The laws of economics apparently don't give a fig about "the deal" the elite's worked out in Washingtown.
That humongous hard-fought debt ceiling deal that was supposed to settle things down in D.C. financially and politically seems to be doing precisely the opposite there and now around the world. And all within 48 hours.
Europe isn't buying the deal.
The Dow Jones Industrial Average plunged almost 513 points today, erasing all of its gains this year, as fears grew of yet another recession before most people believed the first one was over. This White House returned to SOP immediately anyway.
What would that be?
You guessed it: back to partying and campaigning.
Said Texas Representative Ron Paul
"You don’t get out of the problem of having too much debt by allowing Congress to spend a lot more."
New Government has come our way, and it seems to be comprised of secret meetings and back door deals. The time for open and public debate on the floor of the House and the floor of the Senate and the resultant public awareness of her statesmen's positions have been swept by the wayside, and in its place we have a fumbling, foddling president, who purposely waits to the last minute to address issues, then tries to have them worked out in secret meetings.
Who said what? We don't know. We have been kept from knowing. It is the new workings of government gone amuck, and I for one am sick of it. What did they agree to?

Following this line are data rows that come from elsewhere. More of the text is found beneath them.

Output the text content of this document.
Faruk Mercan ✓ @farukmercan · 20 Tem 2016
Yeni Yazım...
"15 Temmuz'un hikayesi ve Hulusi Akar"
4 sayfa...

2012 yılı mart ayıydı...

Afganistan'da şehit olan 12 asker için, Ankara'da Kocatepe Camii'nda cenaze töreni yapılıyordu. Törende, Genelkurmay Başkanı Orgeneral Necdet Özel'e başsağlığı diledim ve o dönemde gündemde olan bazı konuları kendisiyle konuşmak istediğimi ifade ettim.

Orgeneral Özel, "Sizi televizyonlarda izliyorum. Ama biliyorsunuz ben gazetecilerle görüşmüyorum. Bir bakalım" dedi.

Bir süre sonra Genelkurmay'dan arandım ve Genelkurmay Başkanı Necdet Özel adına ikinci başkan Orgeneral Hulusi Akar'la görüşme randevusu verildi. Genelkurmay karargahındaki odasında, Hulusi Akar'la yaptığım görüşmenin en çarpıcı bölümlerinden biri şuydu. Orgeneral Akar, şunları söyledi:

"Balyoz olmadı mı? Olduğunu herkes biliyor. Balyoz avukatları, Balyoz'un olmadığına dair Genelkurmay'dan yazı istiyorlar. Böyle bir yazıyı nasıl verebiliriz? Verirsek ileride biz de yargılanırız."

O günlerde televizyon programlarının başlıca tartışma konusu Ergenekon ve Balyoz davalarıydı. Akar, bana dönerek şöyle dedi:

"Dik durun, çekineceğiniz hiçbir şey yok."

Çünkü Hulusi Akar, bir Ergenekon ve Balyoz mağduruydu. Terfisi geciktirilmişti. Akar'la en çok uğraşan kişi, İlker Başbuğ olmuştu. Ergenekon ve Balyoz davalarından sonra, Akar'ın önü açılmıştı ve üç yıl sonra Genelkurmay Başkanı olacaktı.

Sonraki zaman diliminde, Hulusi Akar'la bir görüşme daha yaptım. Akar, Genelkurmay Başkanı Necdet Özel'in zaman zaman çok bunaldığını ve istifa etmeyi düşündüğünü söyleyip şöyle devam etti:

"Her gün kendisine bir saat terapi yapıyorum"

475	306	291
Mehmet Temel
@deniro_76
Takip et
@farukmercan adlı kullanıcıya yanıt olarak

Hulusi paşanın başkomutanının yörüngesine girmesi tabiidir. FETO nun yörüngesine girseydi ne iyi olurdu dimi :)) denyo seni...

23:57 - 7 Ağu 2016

What does it mean to you and me?
Vice President Joe Biden, the lip flapping wonder of presidential politics, uttered another hyperbolus inanity following the debt deal.

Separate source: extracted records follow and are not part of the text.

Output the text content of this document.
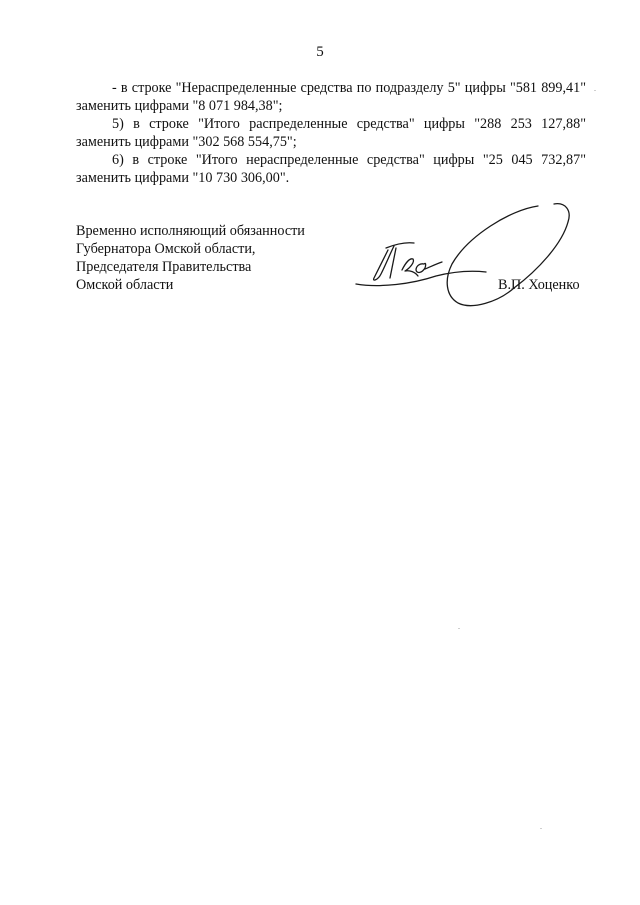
5

- в строке "Нераспределенные средства по подразделу 5" цифры "581 899,41" заменить цифрами "8 071 984,38";

5) в строке "Итого распределенные средства" цифры "288 253 127,88" заменить цифрами "302 568 554,75";

6) в строке "Итого нераспределенные средства" цифры "25 045 732,87" заменить цифрами "10 730 306,00".

Временно исполняющий обязанности
Губернатора Омской области,
Председателя Правительства
Омской области	В.П. Хоценко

Biden lashed out at tea party Republicans Monday who refused to toe the line of Republican party leadership and would not budge despite intense arm twisting.
They “acted like terrorists” declared Biden.

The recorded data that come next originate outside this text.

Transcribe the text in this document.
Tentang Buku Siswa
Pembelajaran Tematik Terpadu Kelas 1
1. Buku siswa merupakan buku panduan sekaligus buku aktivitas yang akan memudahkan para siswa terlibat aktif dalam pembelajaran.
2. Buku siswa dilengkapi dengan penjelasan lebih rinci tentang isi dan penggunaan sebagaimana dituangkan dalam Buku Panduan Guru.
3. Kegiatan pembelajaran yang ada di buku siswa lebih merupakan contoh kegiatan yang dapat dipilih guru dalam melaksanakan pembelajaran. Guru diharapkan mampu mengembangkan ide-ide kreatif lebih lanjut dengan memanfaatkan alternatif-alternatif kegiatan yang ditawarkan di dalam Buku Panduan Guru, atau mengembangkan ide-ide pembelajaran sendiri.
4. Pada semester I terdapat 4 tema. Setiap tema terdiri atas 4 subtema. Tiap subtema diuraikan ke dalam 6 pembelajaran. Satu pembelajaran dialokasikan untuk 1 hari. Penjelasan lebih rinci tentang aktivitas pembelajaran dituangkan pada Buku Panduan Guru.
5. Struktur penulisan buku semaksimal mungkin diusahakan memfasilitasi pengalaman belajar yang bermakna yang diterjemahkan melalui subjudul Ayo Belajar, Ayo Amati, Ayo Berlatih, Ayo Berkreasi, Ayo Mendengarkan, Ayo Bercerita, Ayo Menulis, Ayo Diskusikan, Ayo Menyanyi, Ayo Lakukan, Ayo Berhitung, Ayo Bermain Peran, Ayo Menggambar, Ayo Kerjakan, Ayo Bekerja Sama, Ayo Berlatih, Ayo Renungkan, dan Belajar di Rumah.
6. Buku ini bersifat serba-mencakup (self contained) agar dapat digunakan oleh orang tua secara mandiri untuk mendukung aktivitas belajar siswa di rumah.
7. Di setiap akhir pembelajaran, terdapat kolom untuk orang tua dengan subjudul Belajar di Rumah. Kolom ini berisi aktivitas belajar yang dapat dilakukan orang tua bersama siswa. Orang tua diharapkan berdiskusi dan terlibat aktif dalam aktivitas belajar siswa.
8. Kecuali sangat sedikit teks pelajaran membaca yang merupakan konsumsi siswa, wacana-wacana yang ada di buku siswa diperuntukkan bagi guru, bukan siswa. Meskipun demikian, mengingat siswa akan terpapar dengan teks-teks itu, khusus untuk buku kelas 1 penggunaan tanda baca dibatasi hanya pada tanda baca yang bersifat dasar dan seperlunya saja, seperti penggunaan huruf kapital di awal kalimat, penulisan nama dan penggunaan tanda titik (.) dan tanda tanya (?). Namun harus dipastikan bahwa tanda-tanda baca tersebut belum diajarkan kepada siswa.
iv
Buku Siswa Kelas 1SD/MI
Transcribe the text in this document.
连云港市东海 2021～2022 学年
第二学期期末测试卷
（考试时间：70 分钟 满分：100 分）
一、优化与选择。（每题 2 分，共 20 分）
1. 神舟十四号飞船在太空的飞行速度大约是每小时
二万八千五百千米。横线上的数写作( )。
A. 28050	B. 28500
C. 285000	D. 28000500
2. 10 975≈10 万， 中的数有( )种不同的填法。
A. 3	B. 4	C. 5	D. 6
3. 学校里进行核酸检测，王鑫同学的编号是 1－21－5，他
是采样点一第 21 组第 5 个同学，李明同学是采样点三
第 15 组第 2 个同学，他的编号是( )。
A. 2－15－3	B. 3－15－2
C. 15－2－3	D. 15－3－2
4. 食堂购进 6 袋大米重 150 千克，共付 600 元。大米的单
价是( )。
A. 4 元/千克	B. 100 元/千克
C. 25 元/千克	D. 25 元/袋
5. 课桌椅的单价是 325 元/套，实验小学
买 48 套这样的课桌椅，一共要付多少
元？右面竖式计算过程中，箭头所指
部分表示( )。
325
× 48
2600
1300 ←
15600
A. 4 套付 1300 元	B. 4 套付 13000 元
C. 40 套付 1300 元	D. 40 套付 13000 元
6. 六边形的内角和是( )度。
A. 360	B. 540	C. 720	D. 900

It was the same carping that Biden had just been hearing at a closed door Democrat caucus meeting. Apparently Joe was parroting Mike Doyle of Pennsylvania:
“We have negotiated with terrorists,” an angry Doyle said, according to sources in the room. “This small group of terrorists have made it impossible to spend any money.”
Are you brain dead, Doyle? We are in hawk 14.5 trillion dollars, with 1.65 trillion being added to the national debt in this year alone. And for what? It's all government give aways in one entitlement program or another, payoffs and sweat heart deals to donors and government directed expenditure programs. Should it not be difficult for you to spend our money?
Tell you what, Doyle, give me access to your finances so that I can spend it as I see fit for a more just and fair America. What, you don't want me spending your money without having any say so? You want to make that difficult for me?
Biden, driven by his Democratic allies’ misgivings about the debt-limit deal, responded: “They have acted like terrorists,” according to several sources in the room. Earlier, Biden had told Senate Democrats that Republican leaders have “guns to their heads” in trying to negotiate deals. Guns to their heads, Joe? Wouldn't it work better if they were holding the guns to someone else's head?
Democrats had no shortage of colorful phrases in wake of the deal. Representative Emanuel Cleaver called it a “Satan sandwich,” and his Housemate from Illinois Luis Gutierrez seemed to enjoy the heat analogy, saying: “the Tea Partiers and the GOP have made their slash and burn lunacy clear, and while I do not love this compromise, my vote is a hose to stop the burning. The arsonists must be stopped.
That's what we're trying to do, and I'm sorry to say that this deal doesn't constrain you and your ilk enough.
Biden told Democratic lawmakers that the deal would take away the tea party’s “weapon of mass destruction” — the threat of a default on U.S. debt obligations.
“They have no compunction about blowing up the economy to get what they want,” Doyle told POLITICO after the meeting.
Look around, bozo. The economy already has been blown up.